Conservatory classes have suffered especially. The artistic development, as well as the simple emotional connection that comes with collaboration is all but lost, and conference call technology can’t bring that back. While President Ambar remains hopeful about the development of real-time rooms or other remote collaboration options, the actual use of these softwares is frustrating, fraught with technological errors, and overall, demoralizing for musicians hoping to make a career out of their art.

We realize, of course, that for reasons of health and safety, the school could not have afforded to return fully to the normal model of education. But this makes the whole situation even more insulting. Administrators across the nation knew that a return to campus would result in the infection of students by a potentially life-threatening disease, but continued to open so as to continue taking students’ tuition. To claim that the potentially life-risking activity of an "on campus experience" was taken by students purely only the wish to "buy into an experience" is shockingly out of touch. For many there was no choice of opting-in or opting-out of an "experience" whatsoever due to their circumstances. To offer no extended relief to those who had to continue out of necessity is unconscionable.

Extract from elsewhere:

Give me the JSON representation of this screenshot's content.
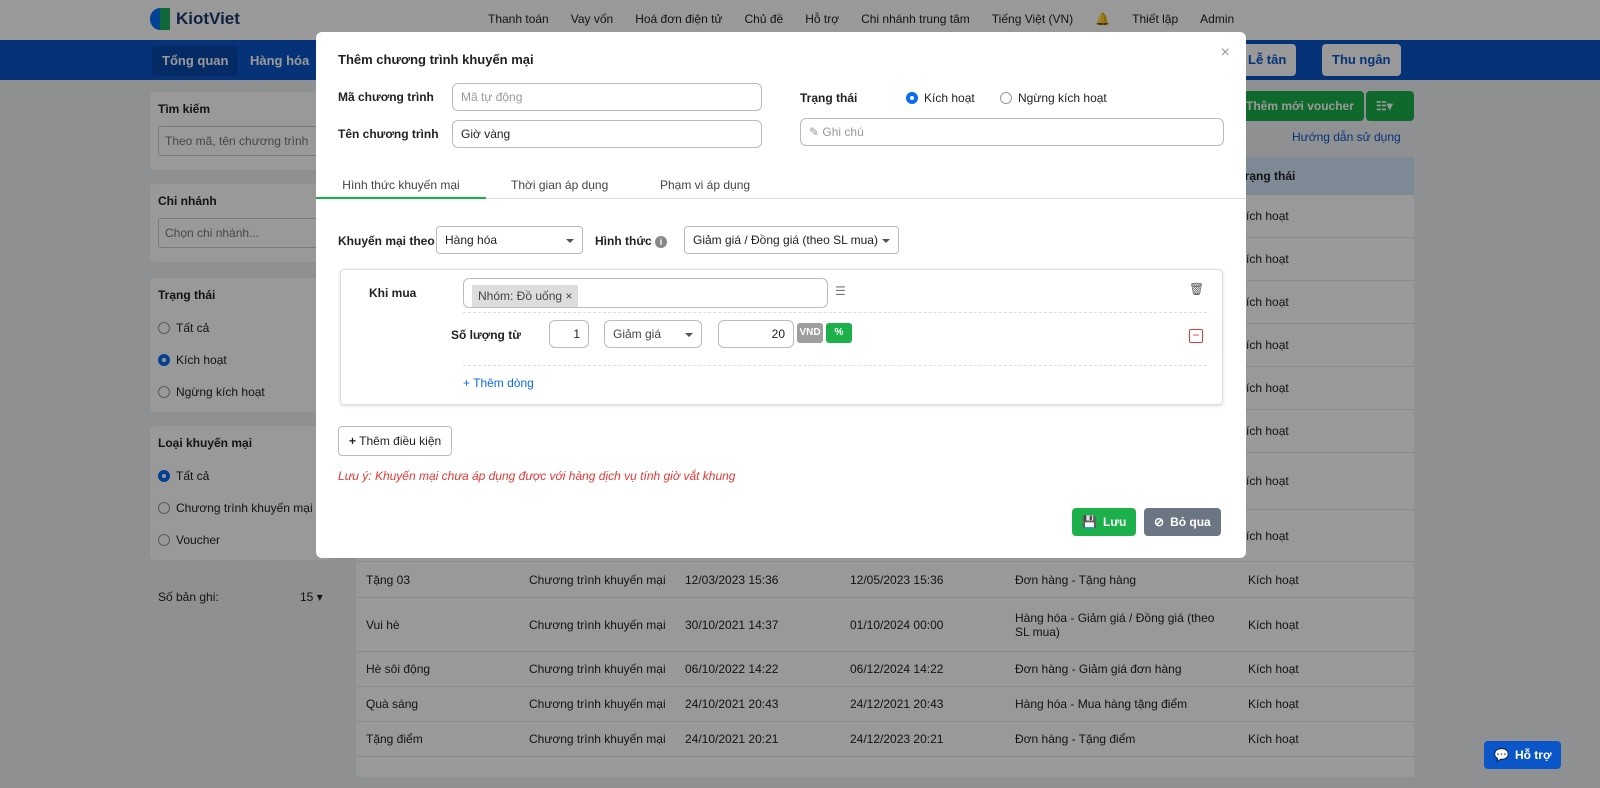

The problem of tuition relief, however, raises the larger question for the school throughout the pandemic: who is going to fit the bill for the inevitable economic losses? The students, the staff, the faculty, or perhaps finally – the school?

In a bizarre assertion late in the interview, Ambar claims that “we have the ability to be able to tap our endowment for an emergency.” And yet, despite the most clear and present sign of an emergency in the past century, the endowment remains barely tapped. The school reportedly withdrew $70 million from the endowment this year, almost twice as much as its expected annual withdrawal of $40 million. While this figure looks large, it becomes paltry in the face of the fact that the school earned a fine $63 million between June and November 2020 from gains on the stock market during the pandemic. If this is the best we can do with the endowment for a once-in-a-century natural disaster, what exactly might a real "emergency" look like?

The best Oberlin could do in terms of offering fiscal relief for this year was a temporary period of $10,000 grants to student applicants for Fall 2021. But obviously, but this does not extend to all of the current students who have been deeply affected by the pandemic. Given changes in administration at Oberlin, so far all of which have been aimed at a regime of fiscal austerity, it is all but certain that the college could have done more.

In addition, tapping the endowment could have done more than just alleviated the sufferings of students who have taken up further debt to keep the student afloat - it could’ve also helped those laid off by the union-busting practices of the school during 2020. The cost to have kept the UAW workers on employed or on temporary furlough would have amounted to approximately $2 million a year, according to fiscal reports made by the school itself. A mere fragment of the money the school’s investment funds made during the stock market killings of the past year.

At the end of the day, we know the costs will undoubtedly be passed on to us, and those we hold in solidarity amongst the critical workers of the school. As with the rest of the ironies of the pandemic, we have learned that those truly most "essential" to any institution are viewed as little more than expendable in the end. We must remain vigilant and continue to hold the administration accountable for their negligence during the pandemic.